Then the deal fell through, when Thomas told the Prince William County judge he wasn't sure he knew what he was doing.
Thomas, of Connecticut, was charged with abducting three teenage trick-or-treaters in 2009 in Virginia and raping two of them. The attacks were the last of a series of 17 attacks that authorities attribute to Thomas, who was linked through DNA and other evidence to assaults and rapes on women as far back as 1997.
At the outset of Tuesday'shearing, Thomas told the judge in a barely audible voice that he wasn't sure what was right and what was wrong.
"I'm not sure I know what I'm doing," Thomas said.
Thomas was arrested in Connecticut in March 2011. His lawyers had pursued an insanity defense before dropping those plans and moving forward with a plea deal.
Prince William Commonwealth's Attorney Paul Ebert said Thomas had signed a plea agreement admitting guilt in two rapes and three abductions in the Halloween attacks. Ebert had agreed to drop three lesser firearms charges as part of the deal. Thomas would have faced up to life in prison under the deal's terms.

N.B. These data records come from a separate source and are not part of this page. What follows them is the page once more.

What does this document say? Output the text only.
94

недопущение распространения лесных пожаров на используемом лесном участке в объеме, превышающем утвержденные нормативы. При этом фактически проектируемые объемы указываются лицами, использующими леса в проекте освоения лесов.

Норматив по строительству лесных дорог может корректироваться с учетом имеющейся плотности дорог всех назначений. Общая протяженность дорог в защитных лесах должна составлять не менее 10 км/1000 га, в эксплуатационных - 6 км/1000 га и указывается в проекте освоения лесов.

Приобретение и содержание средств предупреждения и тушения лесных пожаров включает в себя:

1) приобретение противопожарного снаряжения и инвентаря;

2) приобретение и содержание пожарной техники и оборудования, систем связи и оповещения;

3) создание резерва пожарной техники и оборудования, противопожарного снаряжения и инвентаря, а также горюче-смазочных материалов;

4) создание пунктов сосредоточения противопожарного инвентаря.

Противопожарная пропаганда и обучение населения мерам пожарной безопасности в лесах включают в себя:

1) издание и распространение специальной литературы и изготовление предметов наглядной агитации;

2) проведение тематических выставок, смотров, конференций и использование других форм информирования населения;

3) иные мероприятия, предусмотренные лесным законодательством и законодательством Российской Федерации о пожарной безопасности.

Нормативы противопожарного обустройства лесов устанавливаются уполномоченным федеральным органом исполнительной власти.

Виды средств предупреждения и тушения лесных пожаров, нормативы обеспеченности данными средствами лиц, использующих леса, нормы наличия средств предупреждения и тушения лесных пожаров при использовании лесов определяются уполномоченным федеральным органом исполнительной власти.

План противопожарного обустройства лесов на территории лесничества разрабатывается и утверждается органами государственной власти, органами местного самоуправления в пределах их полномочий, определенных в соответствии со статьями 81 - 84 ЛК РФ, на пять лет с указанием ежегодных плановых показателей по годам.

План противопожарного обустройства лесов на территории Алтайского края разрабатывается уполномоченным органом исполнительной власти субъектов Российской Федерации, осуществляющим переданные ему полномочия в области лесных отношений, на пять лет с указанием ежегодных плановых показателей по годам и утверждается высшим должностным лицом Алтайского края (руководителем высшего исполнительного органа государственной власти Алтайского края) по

Ebert said after the hearing that he had hoped the plea deal would go forward to spare the victims from testifying at trial, but he's prepared to put on the case regardless.
In court, Thomas looked more alert than at previous hearings but kept his head down and his shoulders hunched forward. Court records indicate he had been behaving erratically, including cutting himself, behind bars.
Ebert said he was not surprised Thomas balked at the plea due to his odd behavior.
"He's an unusual character," Ebert said.